Statistical analysis was carried out in Python, using NumPy86, SciPy87 and Pandas.

For testing the significance of the number of multi-habitat genes, the habitat of each sample was shuffled 32 times and the number of multi-habitat genes in that shuffled condition was counted. The Wilks-Shapiro test confirmed that this was well-modelled by a normal distribution (P = 0.98) as was expected from theoretical considerations (the total number of multi-habitat genes is a sum of a very large number of indicator variables, one for each unigene, each coding whether its respective unigene is a multi-habitat gene). This resulted in 89,481,710 ± 996,121 (mean ± s.d.) multi-habitat unigenes. Thus, the observed value (18,145,135) is 71.6 s.d. below the value expected by chance (P < 10−300).

Where shown, box plots show quartiles with the box (with a line drawn at the median), while the whiskers show the range of the data, excluding outliers. Outliers are defined by Tukey’s rule, namely as datapoints below Q1 – 1.5 × (Q3 – Q1), where Q1 is the first quartile and Q3 is the third; or above Q3 + 1.5 × (Q3 – Q1).

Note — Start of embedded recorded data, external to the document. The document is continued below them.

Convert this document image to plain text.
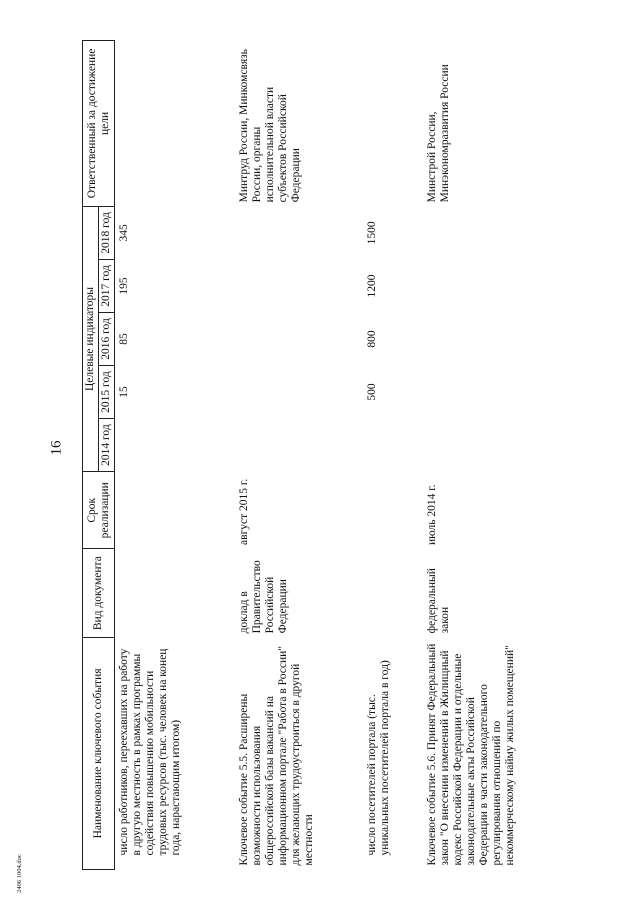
16
Наименование ключевого события	Вид документа	Срок реализации	Целевые индикаторы					Ответственный за достижение цели
			2014 год	2015 год	2016 год	2017 год	2018 год	
число работников, переехавших на работу в другую местность в рамках программы содействия повышению мобильности трудовых ресурсов (тыс. человек на конец года, нарастающим итогом)				15	85	195	345	
Ключевое событие 5.5. Расширены возможности использования общероссийской базы вакансий на информационном портале "Работа в России" для желающих трудоустроиться в другой местности	доклад в Правительство Российской Федерации	август 2015 г.						Минтруд России, Минкомсвязь России, органы исполнительной власти субъектов Российской Федерации
число посетителей портала (тыс. уникальных посетителей портала в год)				500	800	1200	1500	
Ключевое событие 5.6. Принят Федеральный закон "О внесении изменений в Жилищный кодекс Российской Федерации и отдельные законодательные акты Российской Федерации в части законодательного регулирования отношений по некоммерческому найму жилых помещений"	федеральный закон	июль 2014 г.						Минстрой России, Минэкономразвития России
2406 1004.doc
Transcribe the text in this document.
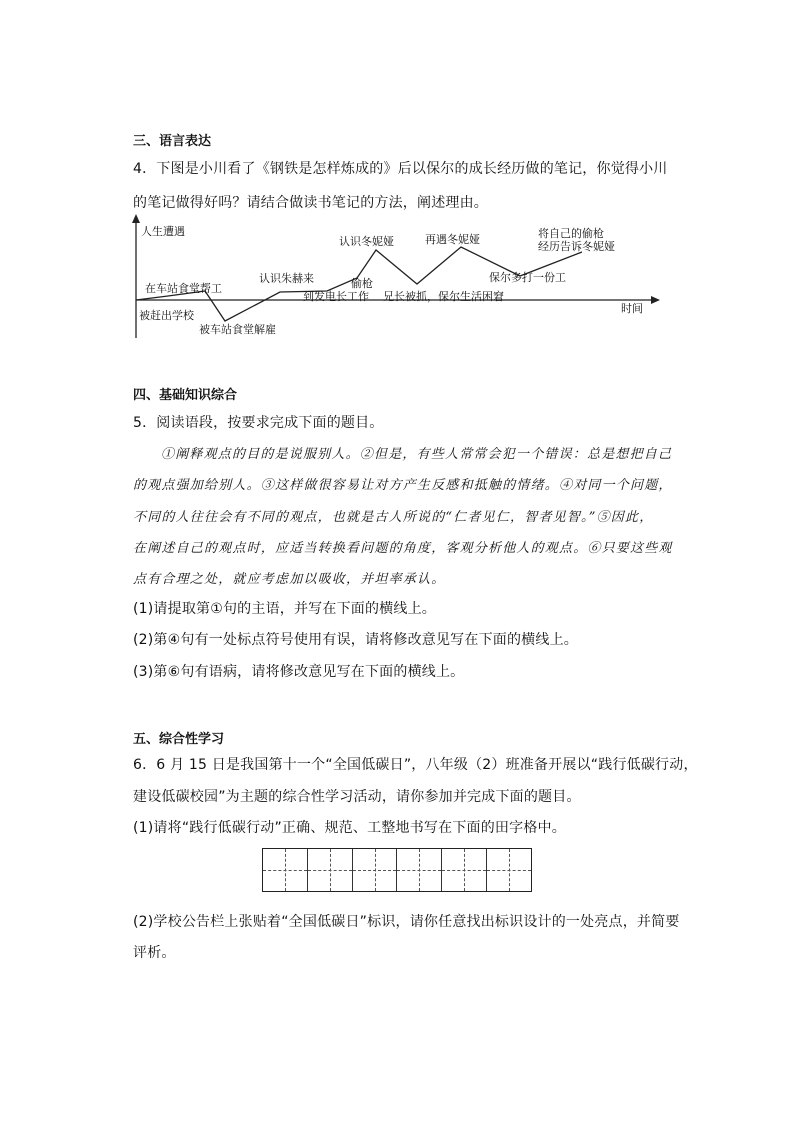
三、语言表达
4．下图是小川看了《钢铁是怎样炼成的》后以保尔的成长经历做的笔记，你觉得小川
的笔记做得好吗？请结合做读书笔记的方法，阐述理由。
人生遭遇
时间
被赶出学校
在车站食堂帮工
被车站食堂解雇
认识朱赫来
到发电长工作
偷枪
认识冬妮娅
兄长被抓，保尔生活困窘
再遇冬妮娅
保尔多打一份工
将自己的偷枪
经历告诉冬妮娅
四、基础知识综合
5．阅读语段，按要求完成下面的题目。
①阐释观点的目的是说服别人。②但是，有些人常常会犯一个错误：总是想把自己
的观点强加给别人。③这样做很容易让对方产生反感和抵触的情绪。④对同一个问题，
不同的人往往会有不同的观点，也就是古人所说的“仁者见仁，智者见智。”⑤因此，
在阐述自己的观点时，应适当转换看问题的角度，客观分析他人的观点。⑥只要这些观
点有合理之处，就应考虑加以吸收，并坦率承认。
(1)请提取第①句的主语，并写在下面的横线上。
(2)第④句有一处标点符号使用有误，请将修改意见写在下面的横线上。
(3)第⑥句有语病，请将修改意见写在下面的横线上。
五、综合性学习
6．6 月 15 日是我国第十一个“全国低碳日”，八年级（2）班准备开展以“践行低碳行动，
建设低碳校园”为主题的综合性学习活动，请你参加并完成下面的题目。
(1)请将“践行低碳行动”正确、规范、工整地书写在下面的田字格中。
(2)学校公告栏上张贴着“全国低碳日”标识，请你任意找出标识设计的一处亮点，并简要
评析。
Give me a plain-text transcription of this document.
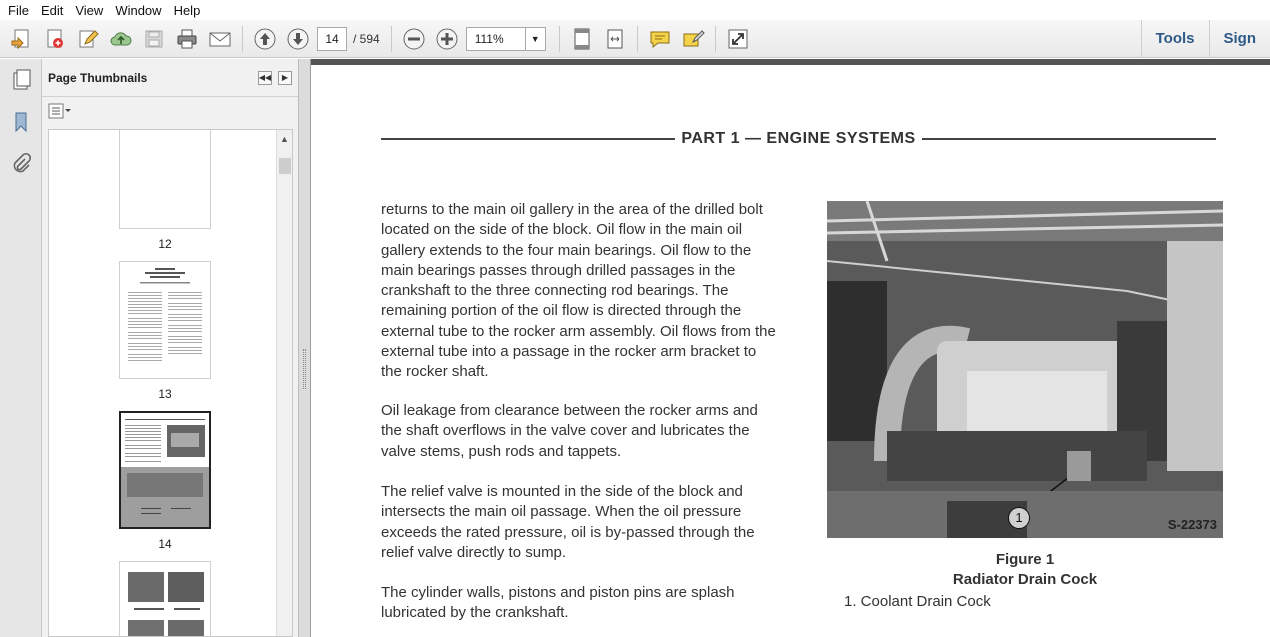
File Edit View Window Help
14	/ 594	111%	▼	Tools	Sign
Page Thumbnails	◀◀	▶
12
13
14
▲	PART 1 — ENGINE SYSTEMS

returns to the main oil gallery in the area of the drilled bolt located on the side of the block. Oil flow in the main oil gallery extends to the four main bearings. Oil flow to the main bearings passes through drilled passages in the crankshaft to the three connecting rod bearings. The remaining portion of the oil flow is directed through the external tube to the rocker arm assembly. Oil flows from the external tube into a passage in the rocker arm bracket to the rocker shaft.

Oil leakage from clearance between the rocker arms and the shaft overflows in the valve cover and lubricates the valve stems, push rods and tappets.

The relief valve is mounted in the side of the block and intersects the main oil passage. When the oil pressure exceeds the rated pressure, oil is by-passed through the relief valve directly to sump.

The cylinder walls, pistons and piston pins are splash lubricated by the crankshaft.

1	S-22373
Figure 1
Radiator Drain Cock
1. Coolant Drain Cock
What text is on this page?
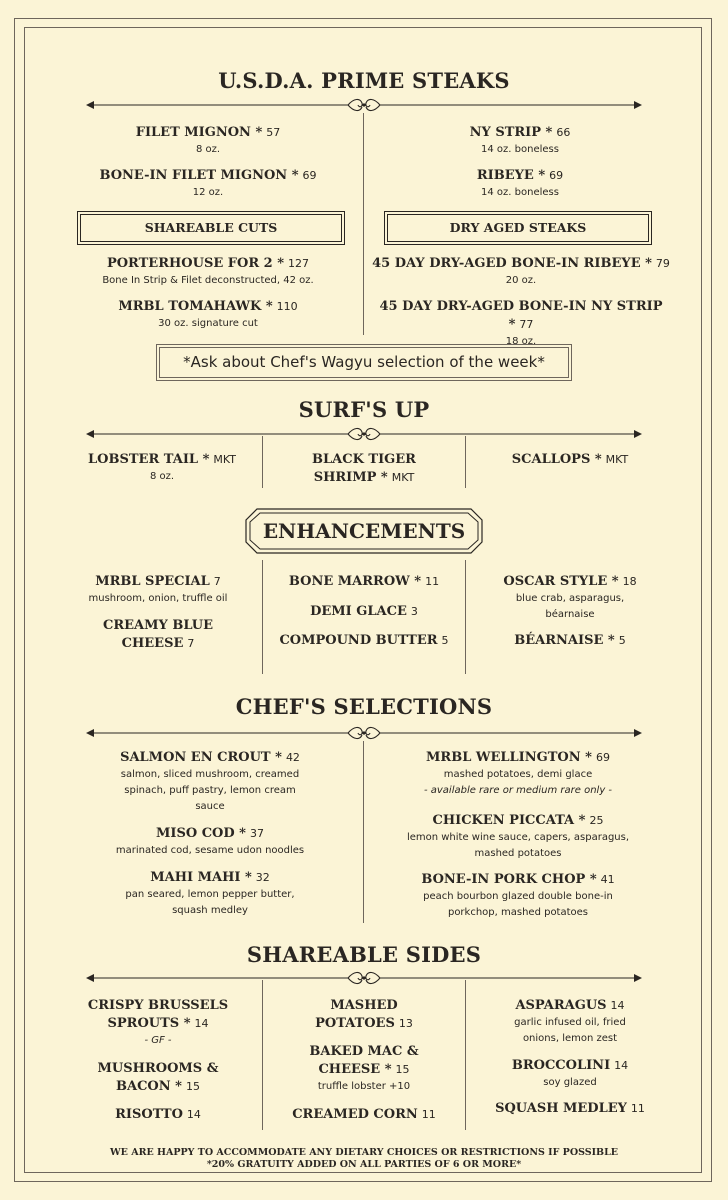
U.S.D.A. PRIME STEAKS
FILET MIGNON * 57
8 oz.
BONE-IN FILET MIGNON * 69
12 oz.
NY STRIP * 66
14 oz. boneless
RIBEYE * 69
14 oz. boneless
SHAREABLE CUTS	DRY AGED STEAKS
PORTERHOUSE FOR 2 * 127
Bone In Strip & Filet deconstructed, 42 oz.
MRBL TOMAHAWK * 110
30 oz. signature cut
45 DAY DRY-AGED BONE-IN RIBEYE * 79
20 oz.
45 DAY DRY-AGED BONE-IN NY STRIP * 77
18 oz.
*Ask about Chef's Wagyu selection of the week*
SURF'S UP
LOBSTER TAIL * MKT
8 oz.
BLACK TIGER
SHRIMP * MKT
SCALLOPS * MKT
ENHANCEMENTS
MRBL SPECIAL 7
mushroom, onion, truffle oil
CREAMY BLUE
CHEESE 7
BONE MARROW * 11
DEMI GLACE 3
COMPOUND BUTTER 5
OSCAR STYLE * 18
blue crab, asparagus,
béarnaise
BÉARNAISE * 5
CHEF'S SELECTIONS
SALMON EN CROUT * 42
salmon, sliced mushroom, creamed
spinach, puff pastry, lemon cream
sauce
MISO COD * 37
marinated cod, sesame udon noodles
MAHI MAHI * 32
pan seared, lemon pepper butter,
squash medley
MRBL WELLINGTON * 69
mashed potatoes, demi glace
- available rare or medium rare only -
CHICKEN PICCATA * 25
lemon white wine sauce, capers, asparagus,
mashed potatoes
BONE-IN PORK CHOP * 41
peach bourbon glazed double bone-in
porkchop, mashed potatoes
SHAREABLE SIDES
CRISPY BRUSSELS
SPROUTS * 14
- GF -
MUSHROOMS &
BACON * 15
RISOTTO 14
MASHED
POTATOES 13
BAKED MAC &
CHEESE * 15
truffle lobster +10
CREAMED CORN 11
ASPARAGUS 14
garlic infused oil, fried
onions, lemon zest
BROCCOLINI 14
soy glazed
SQUASH MEDLEY 11
WE ARE HAPPY TO ACCOMMODATE ANY DIETARY CHOICES OR RESTRICTIONS IF POSSIBLE
*20% GRATUITY ADDED ON ALL PARTIES OF 6 OR MORE*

Single-copy marker gene methods

For extracting single-copy marker genes, we used the fetchMG tool16. The number of different single-copy operational taxonomic units present in each sample was then estimated by (1) counting, for each of the 40 COGs that are identified by fetchMG, the number of gene variants to which at least one paired-end read was unambiguously assigned to obtain the COG-specific species estimates, and (2) averaging the COG-specific estimates to obtain the final estimate of single-copy OTUs.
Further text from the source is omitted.